A Lei de Concessões prevê, no caso de inadimplência do concessionário, a declaração de caducidade. Por essa via, a concessão é extinta e reverte ao poder público sem que este tenha de se responsabilizar por obrigações contraídas pelo controlador privado, inclusive com os empregados. Ele teria direito apenas à indenização dos investimentos não amortizados ou depreciados.
Entretanto a Aneel tem negligenciado esse instrumento -o que pode gerar grandes prejuízos aos cofres públicos. No caso da Eletropaulo, por exemplo, se o BNDES simplesmente assumir o controle da empresa pelas ações entregues como garantia do financiamento, levará no pacote as dívidas e mazelas praticadas pela companhia enquanto estava privatizada.
Ainda que o governo possa assumir alguns dos encargos (financiamento no BNDES, quitações trabalhistas anteriores etc.), descontando da indenização o valor correspondente, não faz sentido que herde dívidas da Eletropaulo com sua matriz ou obrigações de algum tipo de transferência de recursos entre empresas do mesmo grupo.
O quadro exige que se faça uma ampla auditoria nas distribuidoras para verificar a situação financeira de cada uma delas.

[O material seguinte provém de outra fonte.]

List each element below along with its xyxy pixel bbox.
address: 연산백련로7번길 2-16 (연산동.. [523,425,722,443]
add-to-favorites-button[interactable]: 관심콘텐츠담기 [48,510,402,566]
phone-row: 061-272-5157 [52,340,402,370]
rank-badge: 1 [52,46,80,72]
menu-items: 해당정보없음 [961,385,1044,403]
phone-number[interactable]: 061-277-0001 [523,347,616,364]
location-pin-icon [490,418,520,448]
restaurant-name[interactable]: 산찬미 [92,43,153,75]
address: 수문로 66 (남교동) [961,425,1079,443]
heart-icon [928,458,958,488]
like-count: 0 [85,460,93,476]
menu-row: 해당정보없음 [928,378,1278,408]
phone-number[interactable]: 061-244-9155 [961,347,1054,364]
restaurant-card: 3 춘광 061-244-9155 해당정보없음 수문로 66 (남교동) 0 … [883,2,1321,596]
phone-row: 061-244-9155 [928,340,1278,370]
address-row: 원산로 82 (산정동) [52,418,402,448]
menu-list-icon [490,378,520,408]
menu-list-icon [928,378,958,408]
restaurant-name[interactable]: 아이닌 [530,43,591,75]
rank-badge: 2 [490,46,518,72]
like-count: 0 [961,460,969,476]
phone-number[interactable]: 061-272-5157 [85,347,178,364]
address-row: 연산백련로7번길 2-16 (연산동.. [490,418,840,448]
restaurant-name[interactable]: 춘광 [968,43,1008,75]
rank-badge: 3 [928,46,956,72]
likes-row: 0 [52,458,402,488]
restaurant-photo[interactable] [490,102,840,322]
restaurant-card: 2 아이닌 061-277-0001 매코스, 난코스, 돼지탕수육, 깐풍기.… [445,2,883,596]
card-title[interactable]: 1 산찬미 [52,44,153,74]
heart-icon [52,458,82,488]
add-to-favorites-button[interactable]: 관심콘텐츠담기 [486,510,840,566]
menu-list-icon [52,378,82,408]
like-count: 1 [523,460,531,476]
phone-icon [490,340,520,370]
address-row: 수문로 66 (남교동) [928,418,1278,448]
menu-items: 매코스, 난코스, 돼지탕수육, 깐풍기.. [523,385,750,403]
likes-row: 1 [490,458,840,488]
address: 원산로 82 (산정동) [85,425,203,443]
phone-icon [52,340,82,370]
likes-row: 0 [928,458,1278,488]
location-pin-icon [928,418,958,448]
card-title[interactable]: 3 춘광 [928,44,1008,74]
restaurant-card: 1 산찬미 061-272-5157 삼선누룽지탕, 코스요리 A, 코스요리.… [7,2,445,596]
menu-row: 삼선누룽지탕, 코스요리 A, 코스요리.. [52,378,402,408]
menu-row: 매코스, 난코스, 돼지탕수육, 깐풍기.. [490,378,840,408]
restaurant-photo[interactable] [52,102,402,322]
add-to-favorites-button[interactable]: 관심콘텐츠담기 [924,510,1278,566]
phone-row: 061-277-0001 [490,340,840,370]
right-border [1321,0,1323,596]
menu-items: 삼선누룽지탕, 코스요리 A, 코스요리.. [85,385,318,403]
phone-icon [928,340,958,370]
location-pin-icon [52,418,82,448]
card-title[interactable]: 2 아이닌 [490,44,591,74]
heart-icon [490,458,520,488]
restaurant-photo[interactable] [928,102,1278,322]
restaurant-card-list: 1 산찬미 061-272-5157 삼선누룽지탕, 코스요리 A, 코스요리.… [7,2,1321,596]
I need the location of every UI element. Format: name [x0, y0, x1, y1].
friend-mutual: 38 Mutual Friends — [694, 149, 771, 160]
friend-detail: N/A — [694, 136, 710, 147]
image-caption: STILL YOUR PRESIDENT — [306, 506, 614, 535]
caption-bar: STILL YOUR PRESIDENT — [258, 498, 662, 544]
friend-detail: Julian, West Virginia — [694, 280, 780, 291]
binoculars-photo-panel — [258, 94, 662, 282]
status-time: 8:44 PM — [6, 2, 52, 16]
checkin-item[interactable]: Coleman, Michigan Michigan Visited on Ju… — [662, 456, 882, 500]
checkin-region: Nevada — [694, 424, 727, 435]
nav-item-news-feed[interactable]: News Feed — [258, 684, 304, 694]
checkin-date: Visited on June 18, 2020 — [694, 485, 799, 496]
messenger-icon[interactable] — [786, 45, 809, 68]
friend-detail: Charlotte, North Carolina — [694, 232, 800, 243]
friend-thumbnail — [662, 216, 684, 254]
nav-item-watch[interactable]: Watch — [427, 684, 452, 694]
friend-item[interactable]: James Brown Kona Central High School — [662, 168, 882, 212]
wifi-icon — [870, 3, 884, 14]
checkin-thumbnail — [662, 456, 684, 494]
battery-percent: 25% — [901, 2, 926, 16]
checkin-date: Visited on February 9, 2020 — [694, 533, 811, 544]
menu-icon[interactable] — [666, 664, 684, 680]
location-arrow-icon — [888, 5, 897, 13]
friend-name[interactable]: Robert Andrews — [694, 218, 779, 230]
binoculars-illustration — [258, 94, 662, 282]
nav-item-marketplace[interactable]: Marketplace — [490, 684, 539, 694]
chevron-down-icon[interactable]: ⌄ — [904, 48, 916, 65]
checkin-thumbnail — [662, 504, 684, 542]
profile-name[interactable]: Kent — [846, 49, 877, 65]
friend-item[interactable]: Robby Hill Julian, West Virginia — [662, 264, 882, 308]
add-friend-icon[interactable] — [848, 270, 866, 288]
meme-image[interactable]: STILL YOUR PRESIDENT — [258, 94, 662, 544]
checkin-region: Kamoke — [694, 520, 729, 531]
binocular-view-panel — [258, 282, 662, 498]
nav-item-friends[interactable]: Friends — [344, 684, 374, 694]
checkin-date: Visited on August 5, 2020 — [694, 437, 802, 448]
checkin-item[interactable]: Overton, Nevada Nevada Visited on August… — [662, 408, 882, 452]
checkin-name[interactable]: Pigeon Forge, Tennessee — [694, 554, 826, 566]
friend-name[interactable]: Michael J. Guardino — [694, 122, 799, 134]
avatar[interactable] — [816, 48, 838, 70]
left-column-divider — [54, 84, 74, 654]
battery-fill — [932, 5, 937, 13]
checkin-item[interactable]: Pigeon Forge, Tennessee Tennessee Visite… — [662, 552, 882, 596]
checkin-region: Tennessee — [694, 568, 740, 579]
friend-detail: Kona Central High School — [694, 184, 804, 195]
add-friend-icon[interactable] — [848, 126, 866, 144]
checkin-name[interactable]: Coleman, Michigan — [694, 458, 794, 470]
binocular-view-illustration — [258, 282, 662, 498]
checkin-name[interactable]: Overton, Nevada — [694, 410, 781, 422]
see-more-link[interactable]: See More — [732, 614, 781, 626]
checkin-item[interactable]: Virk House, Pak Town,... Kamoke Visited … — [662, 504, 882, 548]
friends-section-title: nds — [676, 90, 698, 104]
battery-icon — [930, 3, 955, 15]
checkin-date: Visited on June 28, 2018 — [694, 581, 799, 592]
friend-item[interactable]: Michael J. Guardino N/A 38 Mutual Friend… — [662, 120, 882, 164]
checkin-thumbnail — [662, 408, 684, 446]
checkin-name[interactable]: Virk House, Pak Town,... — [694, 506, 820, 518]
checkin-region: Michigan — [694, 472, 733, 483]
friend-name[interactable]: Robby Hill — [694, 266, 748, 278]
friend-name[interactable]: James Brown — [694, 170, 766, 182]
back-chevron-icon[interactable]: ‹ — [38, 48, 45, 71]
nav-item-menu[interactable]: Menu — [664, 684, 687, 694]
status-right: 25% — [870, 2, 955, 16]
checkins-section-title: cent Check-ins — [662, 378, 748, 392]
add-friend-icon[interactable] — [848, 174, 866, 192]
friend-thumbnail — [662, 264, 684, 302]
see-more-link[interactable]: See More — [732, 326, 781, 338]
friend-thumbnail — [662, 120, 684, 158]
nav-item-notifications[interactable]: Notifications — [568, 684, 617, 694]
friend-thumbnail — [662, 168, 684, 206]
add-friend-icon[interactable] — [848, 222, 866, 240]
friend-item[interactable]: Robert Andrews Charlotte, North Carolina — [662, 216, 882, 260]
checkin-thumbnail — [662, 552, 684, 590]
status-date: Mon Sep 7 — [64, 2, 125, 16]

Aquelas que estiverem infringindo a Lei de Concessões deverão ter declarada a caducidade de seu contrato. Da mesma forma, empresas que desviam dinheiro para outras finalidades não podem continuar operando. O poder concedente deve zelar pelo serviço público. Caso contrário, as tarifas seguirão aumentando e o problema não será a quebra das empresas, mas do país.

Carlos Augusto Ramos Kirchner é diretor do Seesp (Sindicato dos Engenheiros no Estado de São Paulo) e do Ilumina - Instituto de Desenvolvimento Estratégico do Setor Elétrico.